Elijah wasn't home with us yet. We missed this time together.

I didn't truly know what we had missed until now... we've gotten to experience what it's like to have a newborn at home within days, I now know what it's like to see our child at birth, to hold and nurse our baby as soon as possible, and to have a positive birth experience. These are things we missed with Elijah. And, yes, I grieve for him all over again.

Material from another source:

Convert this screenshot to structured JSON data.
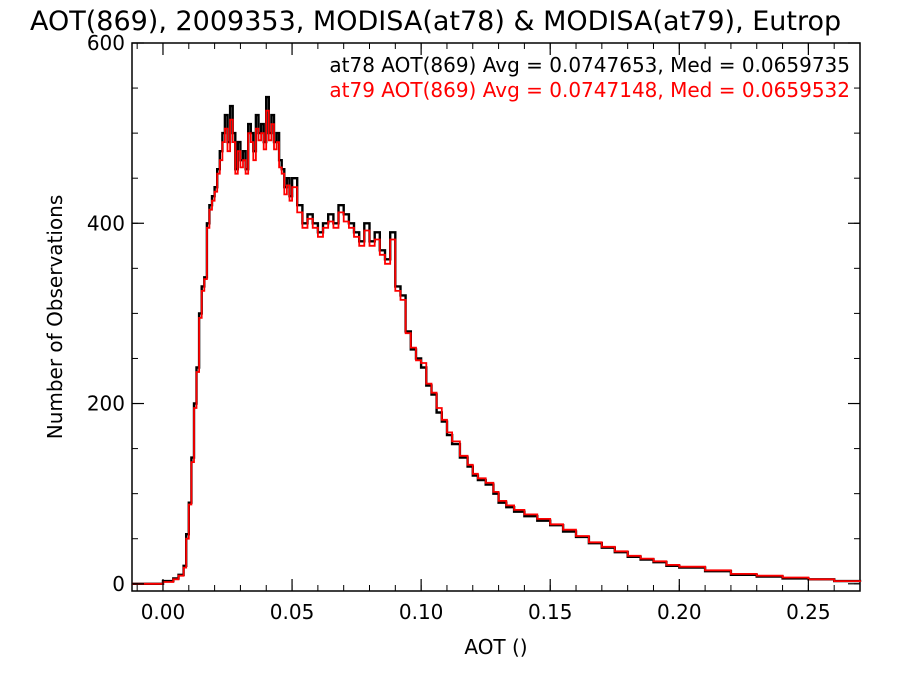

More than grief, though, is an overriding joy. I have looked at our newborn mesmerized by his sweetness and cried tears of joy. We are so blessed. Blessed to have Oliver home with us. Blessed that Elijah is alive and well. What has often been the case since Elijah's difficult birth is this - we don't, we can't - take things for granted. I've appreciated these experiences with Oliver so much more than I would have had we not gone through Elijah's first weeks. That in of itself is a blessing. There is pain in the memories as I grieve our first-born's lost weeks, but more than anything there is a joy in the here and now.

Often times joy and grief are so intertwined that you can't see one without the other.

As our hearts heal, we appreciate that we are not missing this life we have now. It's a life filled with lots of kisses for two boys that we love intensely and deeply. Looking back at what we've lost just makes us more determined to not miss a second of this amazing life.